Laplace Transform

• February 24th 2010, 04:42 PM
Aryth
Laplace Transform
I have only had a one hour lecture on these, so it is hard to think about these.

Show that $\cal{L}$ $[f'(t)] = sF(s) - f(0)$
• February 24th 2010, 06:33 PM
chisigma
Integrating by parts we obtain...

$\mathcal {L} \{f^{'}(t)\}= \int_{0}^{\infty} e^{-st}\cdot f^{'}(t)\cdot dt =$

$= |e^{-st}\cdot f(t)|_{0}^{\infty} + s\cdot \int_{0}^{\infty} e^{-st}\cdot f(t)\cdot dt =$

$s\cdot \int_{0}^{\infty} e^{-st}\cdot f(t)\cdot dt - f(0)= s\cdot F(s) - f(0)$ (1)

... where we use the fact that if $\mathcal{L} \{f(t)\}$ exists, then is...

$\lim_{p \rightarrow \infty} e^{-sp} f(p) =0$ (2)

Kind regards

$\chi$ $\sigma$
• February 24th 2010, 06:37 PM
Aryth
I appreciate the help. Thanks.
• February 24th 2010, 08:28 PM
Aryth
I have one question with inverse transforms.

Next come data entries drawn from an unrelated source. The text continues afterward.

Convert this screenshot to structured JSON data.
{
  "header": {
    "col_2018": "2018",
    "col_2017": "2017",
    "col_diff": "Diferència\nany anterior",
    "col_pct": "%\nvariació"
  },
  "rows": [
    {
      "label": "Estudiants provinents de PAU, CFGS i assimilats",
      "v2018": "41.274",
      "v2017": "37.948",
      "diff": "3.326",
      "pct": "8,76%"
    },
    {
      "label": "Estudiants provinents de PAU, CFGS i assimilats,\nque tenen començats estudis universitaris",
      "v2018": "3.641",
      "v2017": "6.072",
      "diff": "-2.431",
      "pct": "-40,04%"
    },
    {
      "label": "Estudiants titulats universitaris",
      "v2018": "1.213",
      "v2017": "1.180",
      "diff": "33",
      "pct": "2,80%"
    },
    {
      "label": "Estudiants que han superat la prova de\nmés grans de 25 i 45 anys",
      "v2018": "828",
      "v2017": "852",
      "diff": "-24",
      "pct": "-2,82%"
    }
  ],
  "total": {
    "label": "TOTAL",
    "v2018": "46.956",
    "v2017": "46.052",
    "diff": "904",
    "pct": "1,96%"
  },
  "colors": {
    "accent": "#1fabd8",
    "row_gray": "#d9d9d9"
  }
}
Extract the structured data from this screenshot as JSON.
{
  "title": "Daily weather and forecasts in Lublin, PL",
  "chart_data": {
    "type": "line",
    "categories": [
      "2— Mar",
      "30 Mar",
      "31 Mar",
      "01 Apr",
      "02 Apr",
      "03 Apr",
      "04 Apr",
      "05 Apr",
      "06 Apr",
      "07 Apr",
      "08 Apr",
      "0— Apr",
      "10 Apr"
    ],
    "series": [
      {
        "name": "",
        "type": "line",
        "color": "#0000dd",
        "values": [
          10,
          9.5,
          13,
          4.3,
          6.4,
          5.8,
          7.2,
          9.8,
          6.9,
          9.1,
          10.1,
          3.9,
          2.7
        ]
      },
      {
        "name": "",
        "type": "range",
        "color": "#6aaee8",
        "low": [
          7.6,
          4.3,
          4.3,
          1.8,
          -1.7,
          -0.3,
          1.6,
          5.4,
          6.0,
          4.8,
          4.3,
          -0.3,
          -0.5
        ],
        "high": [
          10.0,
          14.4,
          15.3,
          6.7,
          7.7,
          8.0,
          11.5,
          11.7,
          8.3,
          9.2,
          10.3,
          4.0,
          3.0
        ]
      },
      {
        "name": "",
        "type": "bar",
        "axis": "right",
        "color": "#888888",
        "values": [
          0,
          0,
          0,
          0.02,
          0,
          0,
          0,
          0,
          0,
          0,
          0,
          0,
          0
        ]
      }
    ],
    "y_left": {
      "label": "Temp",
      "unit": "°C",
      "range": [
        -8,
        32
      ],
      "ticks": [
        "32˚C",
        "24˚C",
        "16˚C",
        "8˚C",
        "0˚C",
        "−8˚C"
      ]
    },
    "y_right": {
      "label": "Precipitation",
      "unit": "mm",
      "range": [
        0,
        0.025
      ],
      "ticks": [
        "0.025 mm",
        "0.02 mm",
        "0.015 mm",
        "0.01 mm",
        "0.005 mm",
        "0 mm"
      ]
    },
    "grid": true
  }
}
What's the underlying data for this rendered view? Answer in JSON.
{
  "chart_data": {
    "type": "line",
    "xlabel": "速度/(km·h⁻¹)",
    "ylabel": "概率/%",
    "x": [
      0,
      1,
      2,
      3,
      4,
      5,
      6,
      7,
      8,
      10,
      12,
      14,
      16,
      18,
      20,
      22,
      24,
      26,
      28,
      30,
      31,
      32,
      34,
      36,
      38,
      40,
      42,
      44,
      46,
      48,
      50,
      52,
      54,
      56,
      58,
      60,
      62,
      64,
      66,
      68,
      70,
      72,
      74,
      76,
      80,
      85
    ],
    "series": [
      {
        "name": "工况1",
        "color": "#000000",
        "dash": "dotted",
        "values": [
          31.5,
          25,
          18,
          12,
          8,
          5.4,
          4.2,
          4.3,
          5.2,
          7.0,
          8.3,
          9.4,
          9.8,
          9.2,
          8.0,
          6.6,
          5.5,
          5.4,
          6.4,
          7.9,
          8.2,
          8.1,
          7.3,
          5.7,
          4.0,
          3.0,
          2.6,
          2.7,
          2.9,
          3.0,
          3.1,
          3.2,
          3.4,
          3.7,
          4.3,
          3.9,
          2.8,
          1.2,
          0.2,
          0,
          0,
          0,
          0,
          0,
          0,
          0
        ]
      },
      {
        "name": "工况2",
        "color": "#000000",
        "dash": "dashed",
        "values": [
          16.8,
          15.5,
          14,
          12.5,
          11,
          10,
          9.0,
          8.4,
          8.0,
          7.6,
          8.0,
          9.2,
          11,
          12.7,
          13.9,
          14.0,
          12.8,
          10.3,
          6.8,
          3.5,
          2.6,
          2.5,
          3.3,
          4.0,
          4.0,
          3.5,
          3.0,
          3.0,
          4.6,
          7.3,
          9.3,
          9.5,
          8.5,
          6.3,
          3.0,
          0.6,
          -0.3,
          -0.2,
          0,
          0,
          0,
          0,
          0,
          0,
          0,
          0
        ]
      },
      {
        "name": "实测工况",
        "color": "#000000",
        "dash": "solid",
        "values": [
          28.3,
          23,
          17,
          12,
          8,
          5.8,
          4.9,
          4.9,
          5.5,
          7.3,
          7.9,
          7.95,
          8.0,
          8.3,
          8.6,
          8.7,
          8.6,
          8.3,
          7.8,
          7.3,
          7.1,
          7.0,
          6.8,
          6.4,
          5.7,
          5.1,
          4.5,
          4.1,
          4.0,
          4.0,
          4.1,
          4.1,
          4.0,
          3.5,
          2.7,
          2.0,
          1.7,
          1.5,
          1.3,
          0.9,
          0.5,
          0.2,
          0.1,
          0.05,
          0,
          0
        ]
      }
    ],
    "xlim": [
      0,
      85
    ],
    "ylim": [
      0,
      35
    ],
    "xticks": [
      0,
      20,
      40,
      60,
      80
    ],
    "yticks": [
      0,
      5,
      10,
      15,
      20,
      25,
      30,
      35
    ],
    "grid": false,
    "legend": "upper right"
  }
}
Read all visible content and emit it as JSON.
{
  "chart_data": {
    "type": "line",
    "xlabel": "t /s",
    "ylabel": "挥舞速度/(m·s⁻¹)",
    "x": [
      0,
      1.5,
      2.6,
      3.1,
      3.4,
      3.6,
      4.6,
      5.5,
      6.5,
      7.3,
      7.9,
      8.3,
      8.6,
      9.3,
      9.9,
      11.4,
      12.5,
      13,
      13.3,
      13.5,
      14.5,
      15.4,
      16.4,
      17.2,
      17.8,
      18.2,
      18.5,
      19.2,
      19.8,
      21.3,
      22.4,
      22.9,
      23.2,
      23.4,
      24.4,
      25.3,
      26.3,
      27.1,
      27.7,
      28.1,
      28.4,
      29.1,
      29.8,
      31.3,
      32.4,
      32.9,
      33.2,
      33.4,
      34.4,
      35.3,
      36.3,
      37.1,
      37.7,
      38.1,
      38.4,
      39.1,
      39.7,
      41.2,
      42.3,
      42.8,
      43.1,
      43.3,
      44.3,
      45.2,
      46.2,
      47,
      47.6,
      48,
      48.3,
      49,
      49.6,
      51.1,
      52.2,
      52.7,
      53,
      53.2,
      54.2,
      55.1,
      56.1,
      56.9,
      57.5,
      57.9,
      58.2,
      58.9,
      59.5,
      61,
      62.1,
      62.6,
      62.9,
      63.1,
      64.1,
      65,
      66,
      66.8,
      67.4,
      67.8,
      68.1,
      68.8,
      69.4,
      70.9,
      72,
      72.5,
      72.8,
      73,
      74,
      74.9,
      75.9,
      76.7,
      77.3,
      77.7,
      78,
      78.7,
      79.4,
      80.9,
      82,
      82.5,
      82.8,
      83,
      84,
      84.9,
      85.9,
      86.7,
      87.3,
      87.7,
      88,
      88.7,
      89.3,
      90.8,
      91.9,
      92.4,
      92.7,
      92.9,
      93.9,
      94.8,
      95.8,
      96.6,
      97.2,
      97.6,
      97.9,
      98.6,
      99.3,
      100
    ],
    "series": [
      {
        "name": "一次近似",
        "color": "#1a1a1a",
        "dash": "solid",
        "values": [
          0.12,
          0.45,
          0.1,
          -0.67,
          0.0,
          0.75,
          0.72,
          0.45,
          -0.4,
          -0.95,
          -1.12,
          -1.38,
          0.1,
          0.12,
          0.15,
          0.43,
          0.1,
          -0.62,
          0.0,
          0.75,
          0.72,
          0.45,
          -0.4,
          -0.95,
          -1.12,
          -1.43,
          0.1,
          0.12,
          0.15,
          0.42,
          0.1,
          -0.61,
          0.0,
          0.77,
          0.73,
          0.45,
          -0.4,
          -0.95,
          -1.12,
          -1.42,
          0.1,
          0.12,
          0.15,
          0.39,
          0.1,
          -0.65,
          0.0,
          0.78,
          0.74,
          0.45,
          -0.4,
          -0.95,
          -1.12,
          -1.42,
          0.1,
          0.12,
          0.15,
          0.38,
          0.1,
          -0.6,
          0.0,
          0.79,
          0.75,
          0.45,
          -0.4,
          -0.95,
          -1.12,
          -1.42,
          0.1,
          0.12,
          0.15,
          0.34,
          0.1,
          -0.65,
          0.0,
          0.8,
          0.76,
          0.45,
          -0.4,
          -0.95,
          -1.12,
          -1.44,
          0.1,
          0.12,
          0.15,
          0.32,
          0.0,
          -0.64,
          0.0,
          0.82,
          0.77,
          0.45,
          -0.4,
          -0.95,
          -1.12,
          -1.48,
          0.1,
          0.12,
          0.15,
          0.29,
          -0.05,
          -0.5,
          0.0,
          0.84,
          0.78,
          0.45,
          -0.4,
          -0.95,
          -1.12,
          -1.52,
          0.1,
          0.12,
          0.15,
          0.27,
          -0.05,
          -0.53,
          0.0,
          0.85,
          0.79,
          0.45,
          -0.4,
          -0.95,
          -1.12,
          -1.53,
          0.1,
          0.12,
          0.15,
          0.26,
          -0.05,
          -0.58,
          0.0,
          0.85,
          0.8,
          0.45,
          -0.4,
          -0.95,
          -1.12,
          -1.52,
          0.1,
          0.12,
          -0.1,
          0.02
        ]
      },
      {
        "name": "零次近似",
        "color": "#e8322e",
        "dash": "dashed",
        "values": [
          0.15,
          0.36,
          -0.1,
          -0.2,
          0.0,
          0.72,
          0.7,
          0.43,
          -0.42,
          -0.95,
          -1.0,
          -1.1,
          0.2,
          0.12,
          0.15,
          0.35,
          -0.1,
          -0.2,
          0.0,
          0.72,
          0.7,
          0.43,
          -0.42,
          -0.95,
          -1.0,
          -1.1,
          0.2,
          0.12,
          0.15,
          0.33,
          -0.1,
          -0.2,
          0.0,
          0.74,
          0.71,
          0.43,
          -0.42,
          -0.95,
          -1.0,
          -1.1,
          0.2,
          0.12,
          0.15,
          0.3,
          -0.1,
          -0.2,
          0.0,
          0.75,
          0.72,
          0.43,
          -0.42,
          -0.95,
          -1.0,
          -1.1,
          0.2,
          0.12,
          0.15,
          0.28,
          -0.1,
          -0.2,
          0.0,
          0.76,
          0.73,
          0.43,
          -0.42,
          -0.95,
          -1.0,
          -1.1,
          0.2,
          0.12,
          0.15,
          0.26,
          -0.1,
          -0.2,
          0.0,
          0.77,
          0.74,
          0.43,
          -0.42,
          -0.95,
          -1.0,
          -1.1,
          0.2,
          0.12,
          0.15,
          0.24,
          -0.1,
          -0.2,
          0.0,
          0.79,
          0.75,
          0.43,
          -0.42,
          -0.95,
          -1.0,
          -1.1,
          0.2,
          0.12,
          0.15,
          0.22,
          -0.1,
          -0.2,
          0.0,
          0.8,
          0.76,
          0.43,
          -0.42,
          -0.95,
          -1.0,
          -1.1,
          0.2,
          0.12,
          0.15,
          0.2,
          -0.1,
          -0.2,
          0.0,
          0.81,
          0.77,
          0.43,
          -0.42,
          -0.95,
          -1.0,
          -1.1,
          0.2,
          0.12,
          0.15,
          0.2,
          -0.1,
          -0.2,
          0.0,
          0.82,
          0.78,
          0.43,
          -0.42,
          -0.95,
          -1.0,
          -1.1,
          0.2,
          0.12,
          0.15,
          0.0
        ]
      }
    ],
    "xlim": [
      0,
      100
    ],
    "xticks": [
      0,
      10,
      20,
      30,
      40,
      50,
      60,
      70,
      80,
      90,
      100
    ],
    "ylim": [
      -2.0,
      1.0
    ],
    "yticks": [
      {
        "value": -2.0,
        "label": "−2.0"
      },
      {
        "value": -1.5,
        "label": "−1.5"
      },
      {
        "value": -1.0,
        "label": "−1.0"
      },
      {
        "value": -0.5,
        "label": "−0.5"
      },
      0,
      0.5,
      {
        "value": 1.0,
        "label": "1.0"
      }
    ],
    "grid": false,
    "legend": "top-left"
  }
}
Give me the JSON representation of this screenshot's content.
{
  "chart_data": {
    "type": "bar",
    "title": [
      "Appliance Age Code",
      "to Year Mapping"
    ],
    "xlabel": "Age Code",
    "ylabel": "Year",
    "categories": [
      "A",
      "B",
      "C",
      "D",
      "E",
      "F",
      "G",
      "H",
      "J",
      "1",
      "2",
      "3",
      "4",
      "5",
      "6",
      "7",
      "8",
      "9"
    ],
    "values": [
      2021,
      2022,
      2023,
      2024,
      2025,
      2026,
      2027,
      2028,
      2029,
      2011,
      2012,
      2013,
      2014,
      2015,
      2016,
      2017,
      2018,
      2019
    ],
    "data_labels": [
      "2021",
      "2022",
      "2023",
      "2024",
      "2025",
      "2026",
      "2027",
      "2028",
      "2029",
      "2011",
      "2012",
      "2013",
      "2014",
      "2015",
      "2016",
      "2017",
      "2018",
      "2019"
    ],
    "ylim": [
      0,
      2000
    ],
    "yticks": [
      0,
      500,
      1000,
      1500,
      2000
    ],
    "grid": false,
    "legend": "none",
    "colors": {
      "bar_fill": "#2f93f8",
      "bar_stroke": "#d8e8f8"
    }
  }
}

$\cal{L}$ $\left[\frac{s-1}{(s-3)(s+1)}\right]$
• February 24th 2010, 09:06 PM
chisigma
Applying the residue theorem we find...

$F(s)=\frac{s-1}{(s-3)\cdot (s+1)} = \frac{r(3)}{s-3} + \frac{r(-1)}{s+1}$ (1)

... where...

$r(3)= \lim_{s \rightarrow 3} F(s)\cdot (s-3)= \frac{1}{2}$

$r(-1)= \lim_{s \rightarrow -1} F(s)\cdot (s+1)= \frac{1}{2}$ (2)

... so that is...

$\mathcal {L}^{-1} \{\frac{s-1}{(s-3)\cdot (s+1)} \}= \frac{1}{2}\cdot e^{-t} + \frac{1}{2}\cdot e^{3t}$ (3)

Kind regards

$\chi$ $\sigma$
• February 24th 2010, 09:08 PM
oblixps
for the inverse transform use partial fractions to split the expression up. you can check if i did it correctly but i got (1/2)/(s-3) + (1/2)/(s+1). so you should be able to recognize these as laplace transforms of the exponential function. so you should get (1/2)e^(3t) + (1/2)e^(-t).
• February 25th 2010, 03:34 PM
oblixps
the laplace transform of te^(-t) should be 1/(s+1)^2, not 1.
• February 25th 2010, 03:46 PM
Aryth
Quote:

Originally Posted by oblixps
the laplace transform of te^(-t) should be 1/(s+1)^2, not 1.

I figured out that my solution was riddled with errors. Thanks for the help though. I appreciate it.